My Little Swan Princess is my friend, my treasure. I know parents are supposed to be parents and not friends with their children, but with her sometimes I feel she has an older soul than mine. It may be that because she has been talking ever since she was a tiny toddler, I feel she understands more than she really does, or she should. Yesterday I took lunch to school to Gorgeous Boy, and since it was almost time for her class to come out of Kindergarten, I waited for her. I saw her running, little red jacket flying in the wind, towards the school bus. She hadn't seen me, so I tried to engrave that image of her on my mind, and I honked the horn and she flicked her eyes in my direction. Her eyes opened wide in delight, and she ran to my arms. When I picked her up she cried, "Oh mami amiga, I missed you so much!", and she was actually crying with happiness and relief.

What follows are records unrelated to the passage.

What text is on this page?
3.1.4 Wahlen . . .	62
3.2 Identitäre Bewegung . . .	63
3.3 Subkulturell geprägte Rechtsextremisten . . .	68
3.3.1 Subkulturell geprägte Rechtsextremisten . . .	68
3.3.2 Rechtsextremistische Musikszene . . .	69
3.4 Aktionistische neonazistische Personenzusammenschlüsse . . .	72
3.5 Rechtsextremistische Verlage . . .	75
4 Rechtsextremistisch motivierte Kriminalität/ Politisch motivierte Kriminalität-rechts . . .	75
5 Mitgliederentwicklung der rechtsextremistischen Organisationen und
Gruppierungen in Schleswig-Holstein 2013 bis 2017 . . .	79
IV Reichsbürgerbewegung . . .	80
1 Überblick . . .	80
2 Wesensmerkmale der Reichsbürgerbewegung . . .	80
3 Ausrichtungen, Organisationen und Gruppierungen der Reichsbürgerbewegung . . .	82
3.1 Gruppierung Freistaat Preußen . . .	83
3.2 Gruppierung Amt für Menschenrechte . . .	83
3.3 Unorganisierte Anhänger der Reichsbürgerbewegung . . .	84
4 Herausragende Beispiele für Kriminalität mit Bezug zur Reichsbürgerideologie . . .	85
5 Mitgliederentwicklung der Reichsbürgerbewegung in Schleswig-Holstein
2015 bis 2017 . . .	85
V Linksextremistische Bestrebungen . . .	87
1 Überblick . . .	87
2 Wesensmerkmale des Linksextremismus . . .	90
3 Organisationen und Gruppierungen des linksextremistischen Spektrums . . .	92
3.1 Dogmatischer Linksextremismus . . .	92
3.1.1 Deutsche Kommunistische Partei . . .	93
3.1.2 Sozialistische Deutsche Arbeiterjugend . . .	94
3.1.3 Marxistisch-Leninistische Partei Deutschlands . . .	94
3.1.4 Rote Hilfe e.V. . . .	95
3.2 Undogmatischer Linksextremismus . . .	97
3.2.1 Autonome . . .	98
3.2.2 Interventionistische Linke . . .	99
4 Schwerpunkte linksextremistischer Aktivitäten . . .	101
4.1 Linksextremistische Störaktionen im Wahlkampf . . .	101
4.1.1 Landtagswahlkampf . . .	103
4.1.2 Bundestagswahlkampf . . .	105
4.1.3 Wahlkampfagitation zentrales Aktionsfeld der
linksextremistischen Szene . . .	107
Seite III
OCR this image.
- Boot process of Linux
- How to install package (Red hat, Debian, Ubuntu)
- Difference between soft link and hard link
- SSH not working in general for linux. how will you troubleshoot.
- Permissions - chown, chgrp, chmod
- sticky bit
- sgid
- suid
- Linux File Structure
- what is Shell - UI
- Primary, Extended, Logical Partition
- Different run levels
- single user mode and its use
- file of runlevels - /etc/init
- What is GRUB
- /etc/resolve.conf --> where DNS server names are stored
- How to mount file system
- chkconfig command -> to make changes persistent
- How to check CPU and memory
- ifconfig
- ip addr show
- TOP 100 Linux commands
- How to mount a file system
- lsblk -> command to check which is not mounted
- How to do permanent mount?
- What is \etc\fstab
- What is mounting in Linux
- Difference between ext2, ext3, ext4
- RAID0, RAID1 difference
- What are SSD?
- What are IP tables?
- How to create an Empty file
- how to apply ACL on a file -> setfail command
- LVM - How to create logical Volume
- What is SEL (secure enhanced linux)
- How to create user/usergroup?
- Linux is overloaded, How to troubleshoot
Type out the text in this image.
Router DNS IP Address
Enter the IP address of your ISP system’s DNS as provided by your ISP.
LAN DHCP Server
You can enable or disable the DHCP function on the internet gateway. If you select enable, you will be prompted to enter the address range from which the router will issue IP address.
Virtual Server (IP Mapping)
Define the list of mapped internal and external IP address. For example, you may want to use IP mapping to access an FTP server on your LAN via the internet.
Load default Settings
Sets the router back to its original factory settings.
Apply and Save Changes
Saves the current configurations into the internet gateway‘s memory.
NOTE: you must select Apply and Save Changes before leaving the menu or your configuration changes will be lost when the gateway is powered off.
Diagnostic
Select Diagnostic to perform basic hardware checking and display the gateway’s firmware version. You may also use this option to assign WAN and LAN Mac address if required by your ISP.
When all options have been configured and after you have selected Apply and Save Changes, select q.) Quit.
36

She is so tenacious as any 5 year old, and she works so hard; she's so brave. Gorgeous and she have been taking swimming lessons these last few days. She's actually "repeating" level 1 because when she took lessons two years ago, she was so skinny and tiny, she couldn't float. This year, however, she's doing wonderfully, not even afraid to put her head underwater. Every day after class she says, "mami, look," and she showed me everything she learned that day.
My daughter is so graceful and beautiful, like a fairy. Today I was watching her in her ballet class, holding her head high, and I felt so proud, silly Yamile. The other moms asked me her name, and I loved saying it, and tasting the sound of it, like a prayer, like a holy word. In fact, when I'm afraid I say my kids names like a mantra, protecting me from evil and fear.
I hope she'll still love me and like me when she grows up. That I don't turn into a nagging mother, judging her, pushing her away. My relationship with my own mother used to be very good, until I started making my own decisions, or maybe it was because I showed who I really was and saw who she really was. It's very sad, not having that "unconditional" love and support every child needs to grow up feeling loved, important, respected.
I hope my daughter knows that I love her not matter what, even if I make mistakes, or she makes mistakes. Today we were talking about being together forever as a family, and I explained to her that my job is to teach her about Heavenly Father, so that she will make good choices when she grows up. She always listens intently, really taking in each word I say. And I don't think she understands the meaning of the words I'm saying, but she can feel the importance they carry. I love hanging out with her. Last weekend my wonderful sister-in-law V. and niece M. invited us to see "Disney Princess on Ice", very first row tickets!!!!!!!!, and instead of watching the show, I kept looking at the little friend beside me. Have I said she's beautiful?, and her eyes were shiny with happiness and magic. Later on, I asked her, "who's your favorite Princess?" and she said it was "Mulan." Mine is Magali, my Swan Princess.